MANPADS Testing Means More Survivable Aircraft

The people and equipment of the NAWCWD Weapons Survivability Lab
Photo: USN

2/25/2009 - The Naval Air Warfare Center Weapons Division Weapons Survivability Lab (WSL) at China Lake recently developed and verified the capability to accurately and realistically test, evaluate, and document the effects of a Man Portable Air Defense System (MANPADS) impact on aircraft in an effort to make them more survivable. This capability is unique to China Lake, and is known as the Missile Engagement Threat Simulator (METS).

“Our ultimate goal is to make sure the pilot completes the mission and returns home safely,” said Ronnie Schiller, METS project manager.

MANPADS are shoulder-launched missile systems which are produced by more than 25 countries. MANPADS are relatively inexpensive and widely available to the world, making them a serious threat to U.S. and allied aircraft. METS will play an important role in developing a strategy to severely lessen MANPADS effectiveness by accurately simulating an impact and collecting the necessary data to help predict the vulnerability of aircraft.

For the last 20 years, Congress has mandated that new aircraft acquisition programs undergo realistic vulnerability testing before entering low rate initial production. METS was developed at China Lake to help aircraft acquisition programs comply with the Live Fire Test Law by providing a method of effectively evaluating an aircraft’s ability to tolerate MANPADS.

“There has been a long chain of challenges throughout this project over the last 15 years,” said Robert Gerber, lead mechanical engineer, “with over 70 individuals contributing with very unique solutions. We have come a long way since the early days of black smoke and mangled missile debris exiting the barrel.”

There are three components of METS. First is the portable, 6-inch, high-pressure gas gun.
The gas gun provides for a mix of interchangeable barrel lengths and chamber volumes to achieve the desired acceleration profile. For example, a hovering helicopter requires a higher acceleration profile than a tail-chase fighter engagement due to the relative velocity between the MANPADS and the aircraft.

Second is the MANPADS itself. METS uses an actual MANPADS with two minor modifications to the fuze and fins. The foreign fuze is replaced with an exploding bridge wire (EBW) fuze. The fins are replaced with retractable versions that expand once the MANPADS exits the barrel.

Third are the screens placed near the target. When the fins contact the charge screens, the current is transferred to the EBW fuze which in turn detonates the warhead. Different MANPADS provide for different fuze timings. By varying the charge screen location, METS has the flexibility to simulate a proximity, contact, or delayed impact detonation.

“There’s no other facility to conduct MANPADS testing in a realistic engagement scenario to the fidelity that we can achieve here at China Lake,” Schiller said.

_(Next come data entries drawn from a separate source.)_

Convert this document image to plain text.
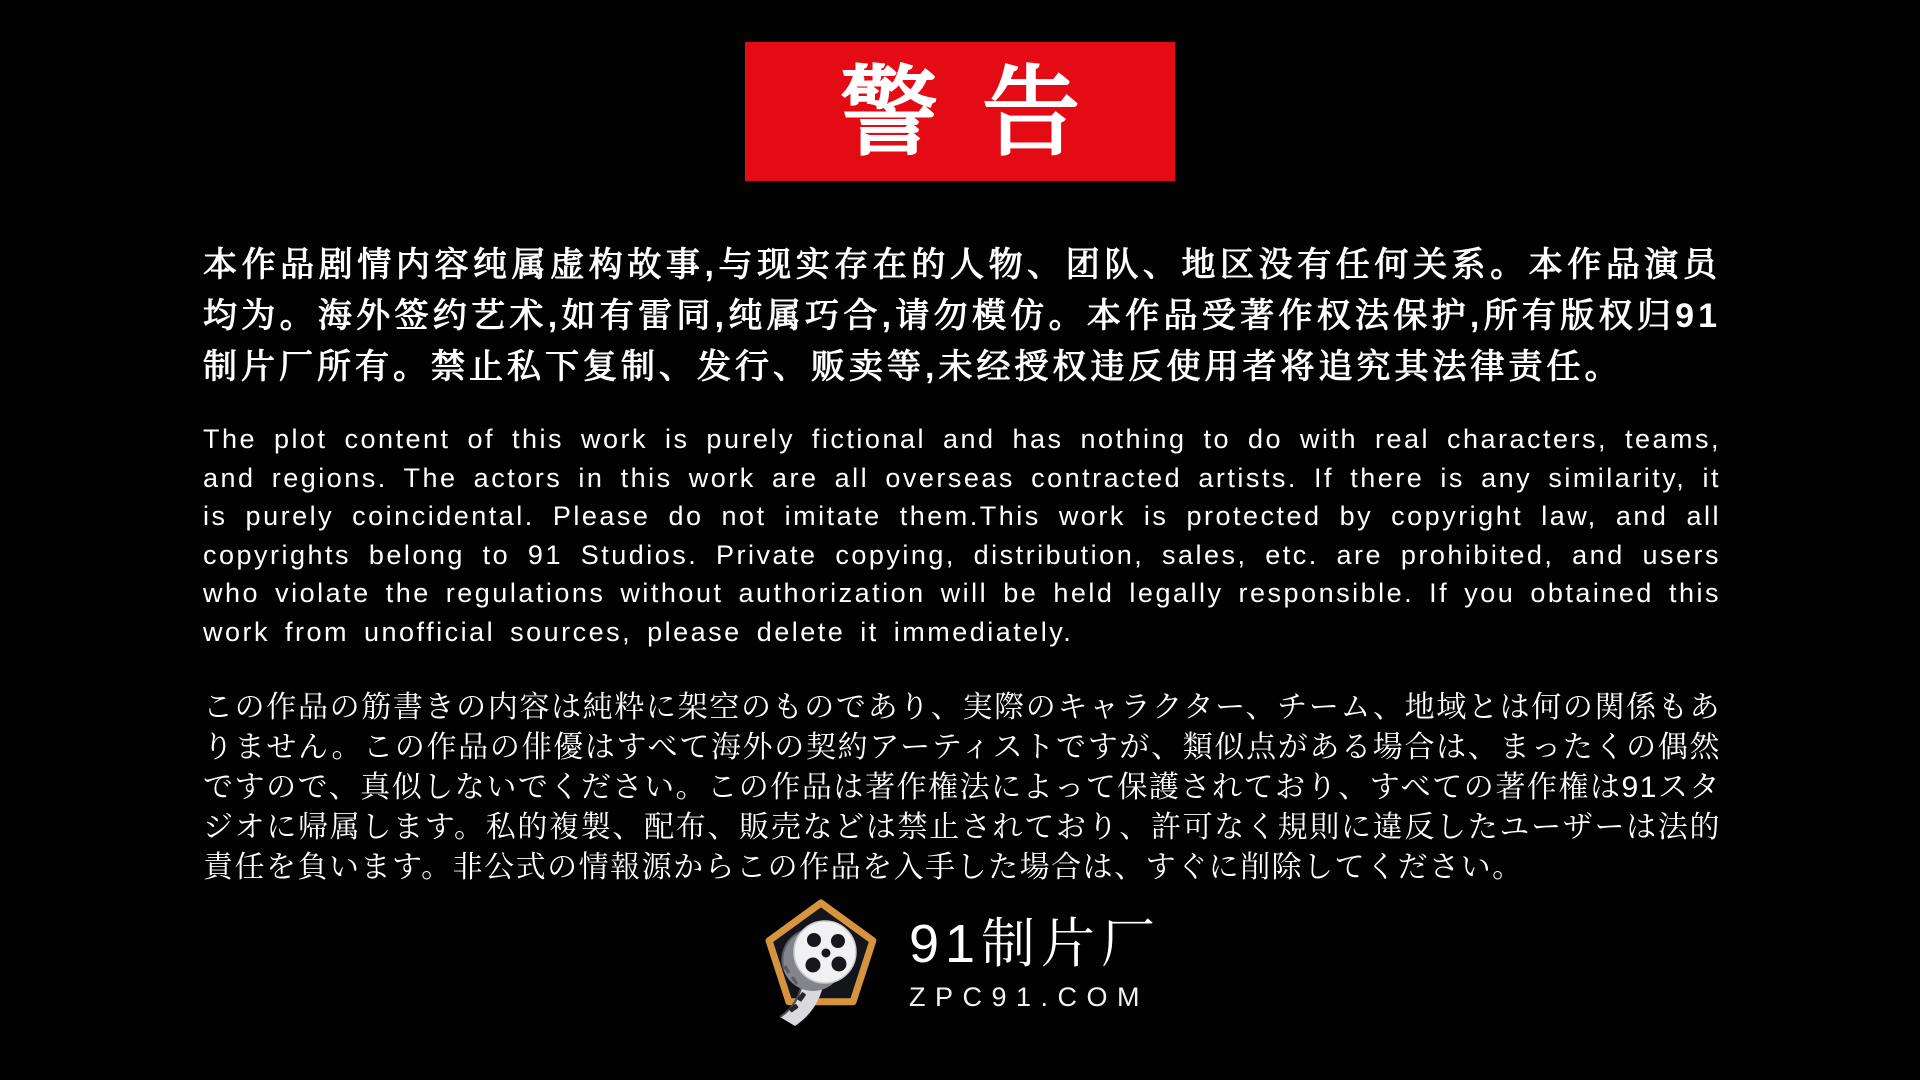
警告

本作品剧情内容纯属虚构故事,与现实存在的人物、团队、地区没有任何关系。本作品演员均为。海外签约艺术,如有雷同,纯属巧合,请勿模仿。本作品受著作权法保护,所有版权归91制片厂所有。禁止私下复制、发行、贩卖等,未经授权违反使用者将追究其法律责任。

The plot content of this work is purely fictional and has nothing to do with real characters, teams, and regions. The actors in this work are all overseas contracted artists. If there is any similarity, it is purely coincidental. Please do not imitate them.This work is protected by copyright law, and all copyrights belong to 91 Studios. Private copying, distribution, sales, etc. are prohibited, and users who violate the regulations without authorization will be held legally responsible. If you obtained this work from unofficial sources, please delete it immediately.

この作品の筋書きの内容は純粋に架空のものであり、実際のキャラクター、チーム、地域とは何の関係もありません。この作品の俳優はすべて海外の契約アーティストですが、類似点がある場合は、まったくの偶然ですので、真似しないでください。この作品は著作権法によって保護されており、すべての著作権は91スタジオに帰属します。私的複製、配布、販売などは禁止されており、許可なく規則に違反したユーザーは法的責任を負います。非公式の情報源からこの作品を入手した場合は、すぐに削除してください。

91制片厂
ZPC91.COM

The WSL conducted three fully configured METS tests in 2008. An F-14 Tomcat, an AH-1J Sea Cobra, and an F/A-18 Hornet have been tested. The Hornet test was the first test with a live MANPADS detonation on an operating aircraft, using realistic airflow and intercept velocities.

METS has several live fire test and evaluation (LFT&E) tests scheduled at China Lake in the coming years with the Joint Cargo Aircraft Program, Joint Aircraft Survivability Program/Joint Live Fire, and the Joint Strike Fighter (JSF) Program.

Prior to METS, previous test methods included static warhead testing and free flight testing, which were limited in producing and analyzing realistic conditions, and provided for inadequate data collection. Static warhead testing does not account for the kinetic energy component of damage which can be significant. Free-flight testing limitations include the lack of external airflow, exaggerated impact velocities, and difficulties in targeting. METS addresses all these limitations to create a significantly more realistic test scenario.

“To have the capability to repeatedly and reliably throw these weapons at our aircraft, target a certain area, and capture the data is a big deal,” said Chuck Frankenberger, JSF vulnerability LFT&E lead. “We use the data to validate our aircraft vulnerability assessments. MANPADS are one of the threats we assess against. If there is a significant difference between our models and the tests, there could be a design change in the aircraft.”

One challenge for the METS team is that it has to deal with constantly evolving threats.

“What we hope to build here is an arsenal of all the different types of weapons that could be used against U.S. or allied aircraft,” said Jay Kovar, head of the Vulnerability Branch. “METS is going to be a key tool that provides us the capability to evaluate aircraft against the emerging MANPADS threat.”